Developing a New Arsenal to Fight Glaucoma
Q & A with Dr. Jeffrey Goldberg, Head of New Clinical Trial
This research was supported by BrightFocus
Q. What got you interested in neuroprotection as a way to fight glaucoma?
A. I treat patients with glaucoma in clinic and in the operating room, and essentially all of our therapies are directed at treating the intraocular pressure regulated at the front of the eye. But my research has always focused on the retinal ganglion cells (RGCs) in the back of the eye and their axon fibers carrying visual information down the optic nerve back to the brain. We have no approved treatments that address the degeneration of the RGCs or their axons, so this is a huge unmet need.
Q. Were you involved in the initial discovery/development of ciliary neurotrophic factor (CNTF)? How was it discovered that CNTF might work for glaucoma?

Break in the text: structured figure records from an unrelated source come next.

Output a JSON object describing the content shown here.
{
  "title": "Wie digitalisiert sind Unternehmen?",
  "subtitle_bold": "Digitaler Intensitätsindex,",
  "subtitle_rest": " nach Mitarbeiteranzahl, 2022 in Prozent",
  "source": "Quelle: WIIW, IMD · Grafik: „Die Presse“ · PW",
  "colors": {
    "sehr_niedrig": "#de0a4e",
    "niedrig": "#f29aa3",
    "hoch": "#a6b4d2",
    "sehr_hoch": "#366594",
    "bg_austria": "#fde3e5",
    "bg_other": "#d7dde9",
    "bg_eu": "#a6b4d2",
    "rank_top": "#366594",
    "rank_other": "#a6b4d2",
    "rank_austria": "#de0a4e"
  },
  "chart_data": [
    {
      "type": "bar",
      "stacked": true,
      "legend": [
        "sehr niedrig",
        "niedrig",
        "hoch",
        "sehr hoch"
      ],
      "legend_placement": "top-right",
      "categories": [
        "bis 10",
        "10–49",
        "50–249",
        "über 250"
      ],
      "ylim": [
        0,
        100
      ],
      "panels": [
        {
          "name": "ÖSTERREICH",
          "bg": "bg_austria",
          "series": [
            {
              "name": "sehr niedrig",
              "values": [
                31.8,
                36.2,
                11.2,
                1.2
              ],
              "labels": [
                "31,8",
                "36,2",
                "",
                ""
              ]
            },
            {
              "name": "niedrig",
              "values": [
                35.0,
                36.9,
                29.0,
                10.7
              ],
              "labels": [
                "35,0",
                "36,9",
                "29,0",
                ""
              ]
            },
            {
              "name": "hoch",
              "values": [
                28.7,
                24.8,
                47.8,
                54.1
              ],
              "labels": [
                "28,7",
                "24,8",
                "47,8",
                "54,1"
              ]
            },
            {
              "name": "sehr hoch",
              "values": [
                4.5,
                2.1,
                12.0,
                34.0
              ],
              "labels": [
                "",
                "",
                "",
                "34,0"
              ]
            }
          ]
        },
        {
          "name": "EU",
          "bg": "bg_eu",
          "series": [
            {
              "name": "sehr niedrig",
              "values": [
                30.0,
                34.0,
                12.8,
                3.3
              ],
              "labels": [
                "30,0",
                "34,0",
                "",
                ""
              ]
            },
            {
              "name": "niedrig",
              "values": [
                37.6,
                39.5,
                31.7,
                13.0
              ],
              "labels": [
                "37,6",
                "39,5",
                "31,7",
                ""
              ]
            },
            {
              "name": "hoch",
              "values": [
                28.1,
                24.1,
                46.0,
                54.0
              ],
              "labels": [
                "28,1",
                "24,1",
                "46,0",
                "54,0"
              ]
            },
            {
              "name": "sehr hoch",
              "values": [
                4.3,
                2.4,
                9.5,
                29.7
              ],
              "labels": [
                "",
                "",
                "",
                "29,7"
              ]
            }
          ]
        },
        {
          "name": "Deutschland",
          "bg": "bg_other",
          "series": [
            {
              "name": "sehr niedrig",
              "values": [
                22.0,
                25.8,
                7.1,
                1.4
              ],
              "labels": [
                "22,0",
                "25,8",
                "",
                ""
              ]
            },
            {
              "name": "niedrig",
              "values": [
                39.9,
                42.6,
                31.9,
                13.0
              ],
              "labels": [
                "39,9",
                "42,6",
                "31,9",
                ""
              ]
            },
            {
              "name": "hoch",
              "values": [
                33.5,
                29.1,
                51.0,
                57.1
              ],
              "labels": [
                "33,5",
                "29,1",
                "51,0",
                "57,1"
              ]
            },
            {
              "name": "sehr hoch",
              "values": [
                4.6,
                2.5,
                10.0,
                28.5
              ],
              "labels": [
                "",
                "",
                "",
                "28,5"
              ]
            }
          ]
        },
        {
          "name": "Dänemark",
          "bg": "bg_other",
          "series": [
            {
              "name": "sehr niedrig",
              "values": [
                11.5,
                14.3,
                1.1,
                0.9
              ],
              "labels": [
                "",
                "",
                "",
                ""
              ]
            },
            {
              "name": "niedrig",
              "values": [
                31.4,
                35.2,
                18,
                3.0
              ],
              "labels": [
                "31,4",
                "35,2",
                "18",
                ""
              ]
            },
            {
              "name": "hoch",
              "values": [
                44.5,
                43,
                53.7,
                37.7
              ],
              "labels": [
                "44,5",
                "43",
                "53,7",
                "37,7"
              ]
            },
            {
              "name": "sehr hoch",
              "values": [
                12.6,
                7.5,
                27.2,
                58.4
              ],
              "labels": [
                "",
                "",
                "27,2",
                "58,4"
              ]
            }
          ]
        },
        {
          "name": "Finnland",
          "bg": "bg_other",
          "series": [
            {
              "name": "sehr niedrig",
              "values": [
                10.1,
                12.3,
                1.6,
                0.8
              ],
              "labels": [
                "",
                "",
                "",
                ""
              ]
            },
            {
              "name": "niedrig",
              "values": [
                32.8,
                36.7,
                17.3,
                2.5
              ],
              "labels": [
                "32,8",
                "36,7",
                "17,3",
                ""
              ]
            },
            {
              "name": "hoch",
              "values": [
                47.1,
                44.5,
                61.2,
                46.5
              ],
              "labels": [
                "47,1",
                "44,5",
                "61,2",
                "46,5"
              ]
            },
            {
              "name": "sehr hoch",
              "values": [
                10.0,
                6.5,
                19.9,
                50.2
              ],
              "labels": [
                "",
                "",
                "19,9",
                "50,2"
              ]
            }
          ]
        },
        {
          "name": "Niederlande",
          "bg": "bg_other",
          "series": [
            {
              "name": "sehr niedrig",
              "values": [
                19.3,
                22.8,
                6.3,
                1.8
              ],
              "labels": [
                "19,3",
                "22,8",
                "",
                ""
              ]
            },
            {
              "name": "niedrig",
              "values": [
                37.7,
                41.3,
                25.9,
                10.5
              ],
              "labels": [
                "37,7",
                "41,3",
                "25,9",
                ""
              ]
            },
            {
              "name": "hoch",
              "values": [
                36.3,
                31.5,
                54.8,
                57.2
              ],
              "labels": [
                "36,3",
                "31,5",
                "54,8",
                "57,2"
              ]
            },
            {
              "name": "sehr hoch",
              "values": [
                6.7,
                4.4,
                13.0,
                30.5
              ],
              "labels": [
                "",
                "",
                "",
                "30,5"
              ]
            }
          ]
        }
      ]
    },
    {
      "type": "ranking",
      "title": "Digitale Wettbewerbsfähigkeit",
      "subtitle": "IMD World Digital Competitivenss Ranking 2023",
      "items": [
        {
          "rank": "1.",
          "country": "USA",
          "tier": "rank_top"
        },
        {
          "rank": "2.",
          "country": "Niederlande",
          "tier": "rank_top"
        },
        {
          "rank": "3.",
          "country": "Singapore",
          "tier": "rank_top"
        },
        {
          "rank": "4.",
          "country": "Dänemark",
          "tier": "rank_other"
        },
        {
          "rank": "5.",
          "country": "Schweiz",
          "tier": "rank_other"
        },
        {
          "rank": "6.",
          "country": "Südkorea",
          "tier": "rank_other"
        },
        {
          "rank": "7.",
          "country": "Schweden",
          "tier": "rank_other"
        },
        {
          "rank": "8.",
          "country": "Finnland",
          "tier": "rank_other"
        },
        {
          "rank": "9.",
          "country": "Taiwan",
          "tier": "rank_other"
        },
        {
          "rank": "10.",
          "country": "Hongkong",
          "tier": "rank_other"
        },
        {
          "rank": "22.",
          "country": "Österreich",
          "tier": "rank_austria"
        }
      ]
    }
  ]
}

A. CNTF was first isolated and characterized as a survival/growth factor for neurons in the 1980s. Since that time many laboratories have studied CNTF in retinal ganglion cell survival and growth signaling in animals from mice to monkeys, including in animal models of glaucoma. My group has also contributed to this work over the last 15 years.
Q. Is CNTF) approved for any other diseases? Do you think it might have benefits for other diseases of mind and sight?
A. CNTF had been studied over a decade ago for motor neuron disease and obesity, using subcutaneous daily injection to deliver it to the whole body, and using the NT-501 implant that delivers it to the eye has been studied in age-related macular degeneration (AMD) and retinitis pigmentosa as well as macular telangiectasia in a study still ongoing. CNTF is a powerful growth factor, but it has not been approved for any diseases yet. Being able to deliver it directly to the eye, without significant exposure to the rest of the body, is a significant advantage of the NT-501 implant approach.
Q. In your trial, will you be happy if the visual field is maintained, or are you expecting to see improvement?
A. Both of these, neuroprotection and neuroenhancement, are very much on the table. We have designed the clinical trial to detect either or both, so we are well-prepared. It will be an enormous step forward if either of these can be demonstrated.
Q. Is there a down side? Are there any noticeable side effects or adverse events to CNTF?
A. The patients have a little irritation from the surgical implant for about a month, and after that the pupil can be a little smaller, but this CNTF implant has not been a source of serious adverse effects to date. Of course all patients have to understand that these are still early days, and there could be adverse events as yet unrecognized.
Q. At a recent vision conference, there was a debate over whether research funding “eggs” should be placed in the neuroprotection or neurogeneration “basket.” What’s your view? Do you line up behind one or the other, or both?
A. The truth is, as a field we have made enormous progress in identifying promising candidates that may be neuroprotective, neuroregenerative, or neuroenhancing. There is of course still much to do on the discovery side with basic research, but so many discoveries today need to be moved towards human testing to see whether they will help our patients. Certainly the therapies that are neuroenhancing—eliciting an improvement in vision in the short term—will be easier to study and detect effects in clinical trials of reasonable size and duration. But I believe with improved clinical trial design and newer biomarkers we’ve developed to track and even predict progression, we will be able to test many more of these promising therapies in this next phase of development.